Perhaps none does it better than William Kentridge’s “More Sweetly Play The Dance.” This is a multiple-screen mostly sepia multi-media symphony of Africa’s long history of failures, from slavery to domination to being ignored, all ended with the dance of a gun.

Yet throughout the 15-minute film is the dissident clatter of Africa’s playful songs and dances, that oil-and-water mixture of the traditional and modern which forces each out of its perfection. It’s Africa’s Divine Comedy set in an unending purgatory of profound global history that can neither change nor dismiss Africa.

Yesterday I was speaking to a young Cape Town artist, Lorenzo Bruno, who manages the Knext Africa gallery. I suggested that one reason for so many exceptional non-black South African artists was because in these revolutionary times whites are having a hard time getting traditional jobs.
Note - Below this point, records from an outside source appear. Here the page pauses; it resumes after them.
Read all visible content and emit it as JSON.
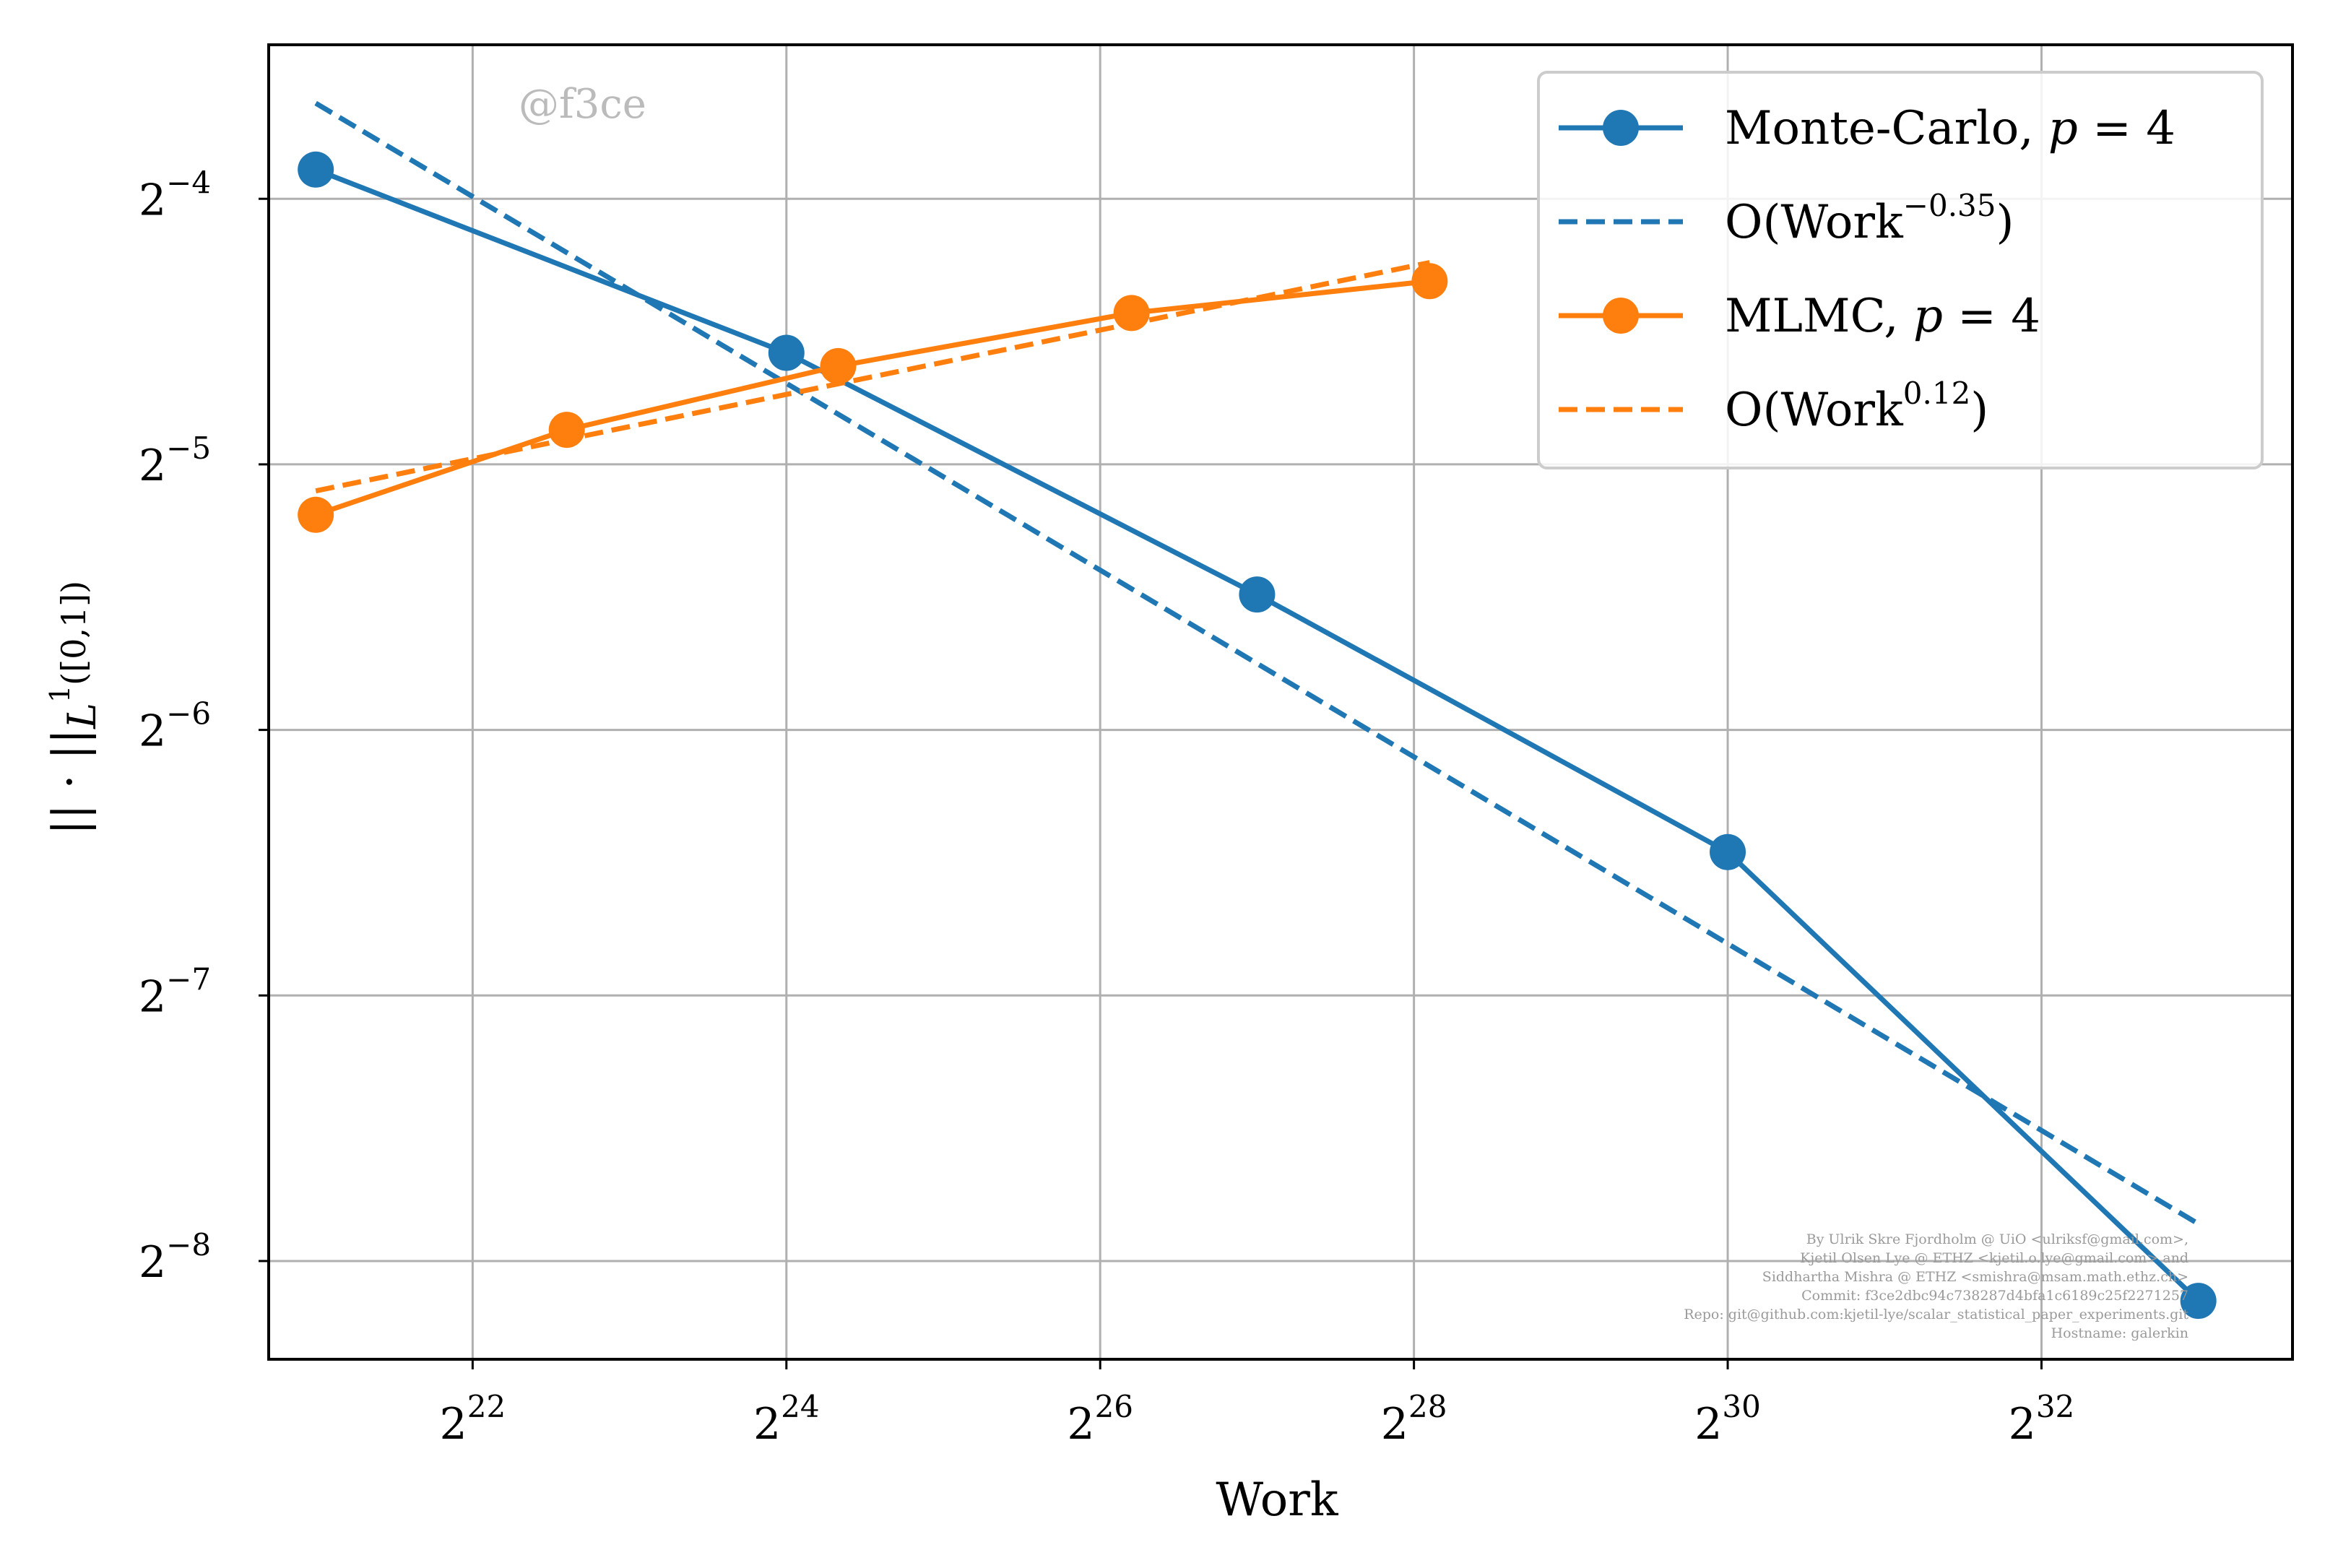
{
  "chart_data": {
    "type": "line",
    "xlabel": "Work",
    "ylabel": "|| · ||",
    "ylabel_sub": "L",
    "ylabel_sup": "1",
    "ylabel_tail": "([0,1])",
    "x_scale": "log2",
    "y_scale": "log2",
    "xlim_log2": [
      20.7,
      33.6
    ],
    "ylim_log2": [
      -8.37,
      -3.42
    ],
    "x_ticks": [
      {
        "base": "2",
        "exp": "22",
        "log2": 22
      },
      {
        "base": "2",
        "exp": "24",
        "log2": 24
      },
      {
        "base": "2",
        "exp": "26",
        "log2": 26
      },
      {
        "base": "2",
        "exp": "28",
        "log2": 28
      },
      {
        "base": "2",
        "exp": "30",
        "log2": 30
      },
      {
        "base": "2",
        "exp": "32",
        "log2": 32
      }
    ],
    "y_ticks": [
      {
        "base": "2",
        "exp": "−4",
        "log2": -4
      },
      {
        "base": "2",
        "exp": "−5",
        "log2": -5
      },
      {
        "base": "2",
        "exp": "−6",
        "log2": -6
      },
      {
        "base": "2",
        "exp": "−7",
        "log2": -7
      },
      {
        "base": "2",
        "exp": "−8",
        "log2": -8
      }
    ],
    "grid": true,
    "legend_position": "top-right",
    "series": [
      {
        "name": "Monte-Carlo, p = 4",
        "legend": {
          "prefix": "Monte-Carlo, ",
          "var": "p",
          "suffix": " = 4"
        },
        "color": "#1f77b4",
        "style": "solid-marker",
        "x_log2": [
          21,
          24,
          27,
          30,
          33
        ],
        "y_log2": [
          -3.89,
          -4.58,
          -5.49,
          -6.46,
          -8.15
        ]
      },
      {
        "name": "O(Work^−0.35)",
        "legend": {
          "prefix": "O(Work",
          "sup": "−0.35",
          "suffix": ")"
        },
        "color": "#1f77b4",
        "style": "dashed",
        "x_log2": [
          21,
          33
        ],
        "y_log2": [
          -3.64,
          -7.86
        ]
      },
      {
        "name": "MLMC, p = 4",
        "legend": {
          "prefix": "MLMC, ",
          "var": "p",
          "suffix": " = 4"
        },
        "color": "#ff7f0e",
        "style": "solid-marker",
        "x_log2": [
          21,
          22.6,
          24.33,
          26.2,
          28.1
        ],
        "y_log2": [
          -5.19,
          -4.87,
          -4.63,
          -4.43,
          -4.31
        ]
      },
      {
        "name": "O(Work^0.12)",
        "legend": {
          "prefix": "O(Work",
          "sup": "0.12",
          "suffix": ")"
        },
        "color": "#ff7f0e",
        "style": "dashed",
        "x_log2": [
          21,
          28.1
        ],
        "y_log2": [
          -5.1,
          -4.24
        ]
      }
    ]
  },
  "watermark": "@f3ce",
  "credits": [
    "By Ulrik Skre Fjordholm @ UiO <ulriksf@gmail.com>,",
    "Kjetil Olsen Lye @ ETHZ <kjetil.o.lye@gmail.com> and",
    "Siddhartha Mishra @ ETHZ <smishra@msam.math.ethz.ch>",
    "Commit: f3ce2dbc94c738287d4bfa1c6189c25f2271257",
    "Repo: git@github.com:kjetil-lye/scalar_statistical_paper_experiments.git",
    "Hostname: galerkin"
  ]
}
At first he agreed, and then disagreed, uncertain himself. But I believe that is fundamental to the motivation for some of this great art: In the same way that Ramadan Hamisi or Cyrus Habiru of Kenya stand out greatly, South Africans Lorenzo Bruno and William Kentridge do as well.

There is little in Kentridge’s production that can be called “script” but at one point a marcher is laboriously carrying a tattered banner that reads in part, “Eat the Bitterness.”

Bitterness, physical pain, hunger, anger, failure … sadness contains them all. Built on such misery are pyres of great art. Art isn’t something that an ant or a gorilla creates. Only men create art, and great art is from great men. For the weak of soul this may be the straw to tease some hope out of this magnificient instituition.